Les bois de pins regorgent de villas cossues et les cabines de bain sur pilotis s’alignent encore sur la plage des Sableaux et sur la plage des Dames. Cette dernière, la plus belle, a aussi conservé son estacade, longue jetée en bois où s’amarrait le vapeur venu de Pornic. Aujourd’hui, l’estacade sert encore. On y pêche l’éperlan au carrelet, on s’y promène à vélo, on y embrasse un amour de vacances... Au large, on aperçoit les lignes de bouchots où sont enroulées les moules. Une activité récente destinée à compléter les revenus des ostréiculteurs de l’île. Comme en Charente, l’huître est élevée en poches. Celles-ci sont posées sur des tables que la marée couvre et découvre, avant d’être affinées en claires. « Nos anciens marais salants, riches en phytoplancton, nous servent de claires. L’huître s’y engraisse et y prend sa belle couleur vert émeraude », raconte l’ostréiculteur Alain Gendron. « Allez donc au port du Bonhomme !, conseille-t-il.
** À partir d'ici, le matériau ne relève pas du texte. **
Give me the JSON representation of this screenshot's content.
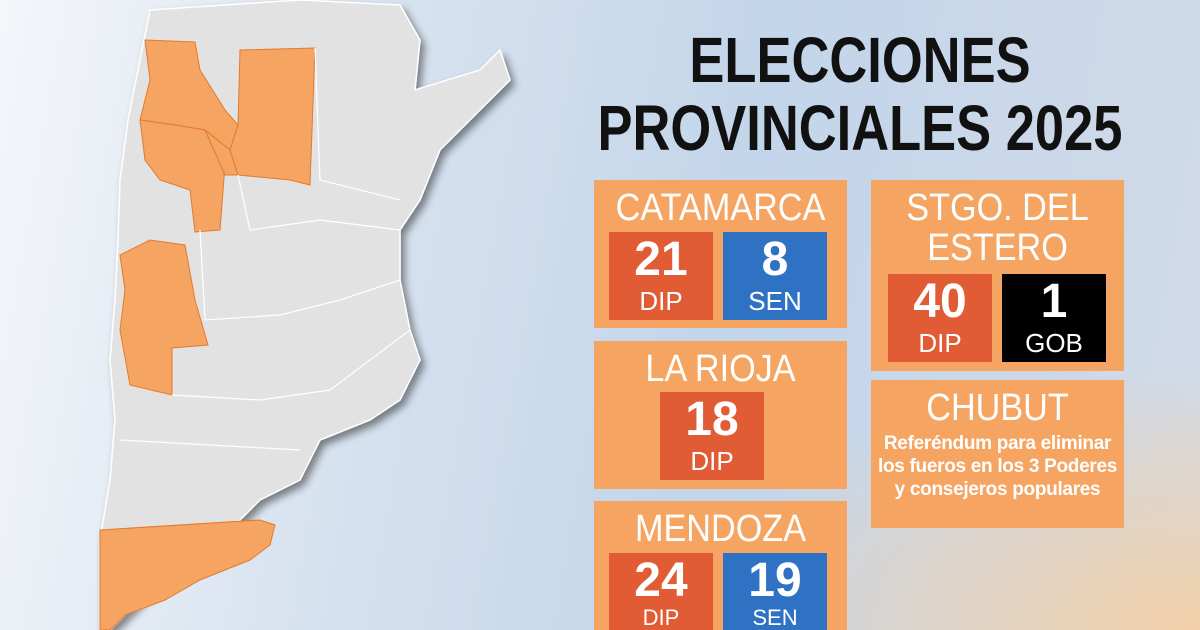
{
  "title": {
    "line1": "ELECCIONES",
    "line2": "PROVINCIALES 2025"
  },
  "colors": {
    "card": "#f5a461",
    "diputados": "#e15b34",
    "senadores": "#2f72c4",
    "gobernador": "#000000",
    "map_land": "#e2e2e2",
    "map_highlight": "#f5a461"
  },
  "provinces": [
    {
      "name": "CATAMARCA",
      "seats": [
        {
          "number": "21",
          "label": "DIP"
        },
        {
          "number": "8",
          "label": "SEN"
        }
      ]
    },
    {
      "name": "LA RIOJA",
      "seats": [
        {
          "number": "18",
          "label": "DIP"
        }
      ]
    },
    {
      "name": "MENDOZA",
      "seats": [
        {
          "number": "24",
          "label": "DIP"
        },
        {
          "number": "19",
          "label": "SEN"
        }
      ]
    },
    {
      "name_line1": "STGO. DEL",
      "name_line2": "ESTERO",
      "seats": [
        {
          "number": "40",
          "label": "DIP"
        },
        {
          "number": "1",
          "label": "GOB"
        }
      ]
    },
    {
      "name": "CHUBUT",
      "description": "Referéndum para eliminar los fueros en los 3 Poderes y consejeros populares"
    }
  ]
}
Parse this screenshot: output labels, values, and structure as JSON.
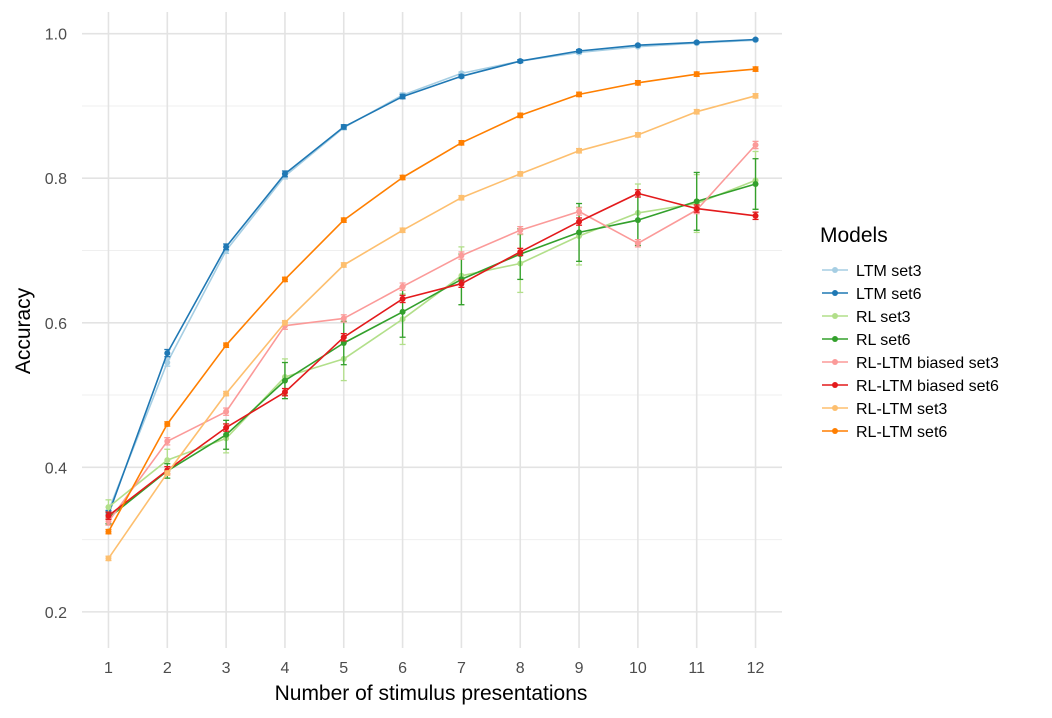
{
  "chart_data": {
    "type": "line",
    "title": "",
    "xlabel": "Number of stimulus presentations",
    "ylabel": "Accuracy",
    "x": [
      1,
      2,
      3,
      4,
      5,
      6,
      7,
      8,
      9,
      10,
      11,
      12
    ],
    "x_tick_labels": [
      "1",
      "2",
      "3",
      "4",
      "5",
      "6",
      "7",
      "8",
      "9",
      "10",
      "11",
      "12"
    ],
    "y_ticks": [
      0.2,
      0.4,
      0.6,
      0.8,
      1.0
    ],
    "y_tick_labels": [
      "0.2",
      "0.4",
      "0.6",
      "0.8",
      "1.0"
    ],
    "xlim": [
      0.55,
      12.45
    ],
    "ylim": [
      0.15,
      1.03
    ],
    "grid": true,
    "legend": {
      "title": "Models",
      "position": "right"
    },
    "series": [
      {
        "name": "LTM set3",
        "color": "#a6cee3",
        "values": [
          0.34,
          0.545,
          0.7,
          0.803,
          0.87,
          0.915,
          0.945,
          0.962,
          0.974,
          0.982,
          0.987,
          0.991
        ],
        "errors": [
          0.005,
          0.005,
          0.004,
          0.004,
          0.003,
          0.003,
          0.002,
          0.002,
          0.002,
          0.001,
          0.001,
          0.001
        ]
      },
      {
        "name": "LTM set6",
        "color": "#1f78b4",
        "values": [
          0.335,
          0.558,
          0.705,
          0.806,
          0.871,
          0.913,
          0.941,
          0.962,
          0.976,
          0.984,
          0.988,
          0.992
        ],
        "errors": [
          0.005,
          0.005,
          0.004,
          0.004,
          0.003,
          0.003,
          0.002,
          0.002,
          0.002,
          0.001,
          0.001,
          0.001
        ]
      },
      {
        "name": "RL set3",
        "color": "#b2df8a",
        "values": [
          0.345,
          0.41,
          0.44,
          0.525,
          0.55,
          0.605,
          0.665,
          0.682,
          0.72,
          0.752,
          0.765,
          0.797
        ],
        "errors": [
          0.01,
          0.015,
          0.02,
          0.025,
          0.03,
          0.035,
          0.04,
          0.04,
          0.04,
          0.04,
          0.04,
          0.04
        ]
      },
      {
        "name": "RL set6",
        "color": "#33a02c",
        "values": [
          0.33,
          0.395,
          0.445,
          0.52,
          0.572,
          0.615,
          0.66,
          0.695,
          0.725,
          0.742,
          0.768,
          0.792
        ],
        "errors": [
          0.008,
          0.01,
          0.02,
          0.025,
          0.03,
          0.035,
          0.035,
          0.035,
          0.04,
          0.035,
          0.04,
          0.035
        ]
      },
      {
        "name": "RL-LTM biased set3",
        "color": "#fb9a99",
        "values": [
          0.325,
          0.436,
          0.477,
          0.596,
          0.606,
          0.65,
          0.693,
          0.728,
          0.754,
          0.71,
          0.756,
          0.846
        ],
        "errors": [
          0.005,
          0.005,
          0.005,
          0.005,
          0.005,
          0.005,
          0.005,
          0.005,
          0.005,
          0.005,
          0.005,
          0.005
        ]
      },
      {
        "name": "RL-LTM biased set6",
        "color": "#e31a1c",
        "values": [
          0.333,
          0.396,
          0.455,
          0.504,
          0.58,
          0.633,
          0.654,
          0.698,
          0.74,
          0.779,
          0.758,
          0.748
        ],
        "errors": [
          0.005,
          0.005,
          0.005,
          0.005,
          0.005,
          0.005,
          0.005,
          0.005,
          0.005,
          0.005,
          0.005,
          0.005
        ]
      },
      {
        "name": "RL-LTM set3",
        "color": "#fdbf6f",
        "values": [
          0.274,
          0.392,
          0.502,
          0.6,
          0.68,
          0.728,
          0.773,
          0.806,
          0.838,
          0.86,
          0.892,
          0.914
        ],
        "errors": [
          0.003,
          0.003,
          0.003,
          0.003,
          0.003,
          0.003,
          0.003,
          0.003,
          0.003,
          0.003,
          0.003,
          0.003
        ]
      },
      {
        "name": "RL-LTM set6",
        "color": "#ff7f00",
        "values": [
          0.311,
          0.46,
          0.569,
          0.66,
          0.742,
          0.801,
          0.849,
          0.887,
          0.916,
          0.932,
          0.944,
          0.951
        ],
        "errors": [
          0.003,
          0.003,
          0.003,
          0.003,
          0.003,
          0.003,
          0.003,
          0.003,
          0.003,
          0.003,
          0.003,
          0.003
        ]
      }
    ]
  }
}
Lors des marées à gros coefficient, l’activité ostréicole de l’île bat son plein. »

La Guérinière sur la côte Atlantique.

La Guérinière sur la côte Atlantique.
1500 personnes résident à l’année dans cet ancien village de pêcheurs. Le port du Bonhomme est maintenant « réservé » aux ostréiculteurs aujourd’hui tourné vers le tourisme. Une évidence pour qui possède une plage de sable fin de 7 kilomètres de longueur ! Mais le farniente n’empêche pas la culture : le musée des Traditions de l’île retrace la vie noirmoutrine telle qu’elle était de 1850 à 1950 : métiers, modes de vie insulaires, tout ce qui a failli disparaître avec le progrès et le pont.

À la pointe occidentale de l’île, L’Herbaudière est le premier port de Vendée pour la pêche au bar de ligne et à la sole. Toutes les nuits, Freddy Pineau sort son ligneur-caseyeur. « La pointe du jour nous guide et quand le jour se lève, nos lignes sont déjà jetées », dit-il. Après un rapide calcul, il estime tendre 10 kilomètres de lignes pour remonter le bar. La sole se pêche au chalut ou au filet. « Au printemps, je fais du crabe et du homard, comme mon père autrefois. » On dit que les plus beaux bars et les plus belles soles finissent sur les grandes tables parisiennes, comme le Crillon ou le Georges V. « C’est vrai, mais je n’ai pas le temps de vérifier ! », regrette le pêcheur. L’Herbaudière n’abrite pas que des bateaux, elle en construit aussi.

Le port de l'Herbaudière.


Voici le grand port de l’île : L’Herbaudière, qui, bien sûr, fait la distinction entre pêche et plaisance. Côté pêche, reconversion oblige après l’abandon des campagnes sardinières et pour se trouver une nouvelle spécialité, on se consacre aux espèces nobles : bonne pioche, le port est le 3e de Vendée et exporte 70 % 
de sa production (dans les pays limitrophes). Les
 80 bateaux, fileyeurs et palangriers, rapportent principalement des soles, des bars et des congres.

Au départ de L’Herbaudière, le choix des balades en bateau est large. Envie de solitude ? Robinsonnez à l’île du Pilier, rocher nu aux deux tours jumelles (un phare et un sémaphore !). Ou alors échouez sur la belle plage sauvage de Luzéronde. Enfin n’oubliez pas le Vieil, adorable village de pêcheurs aux rues ensablées.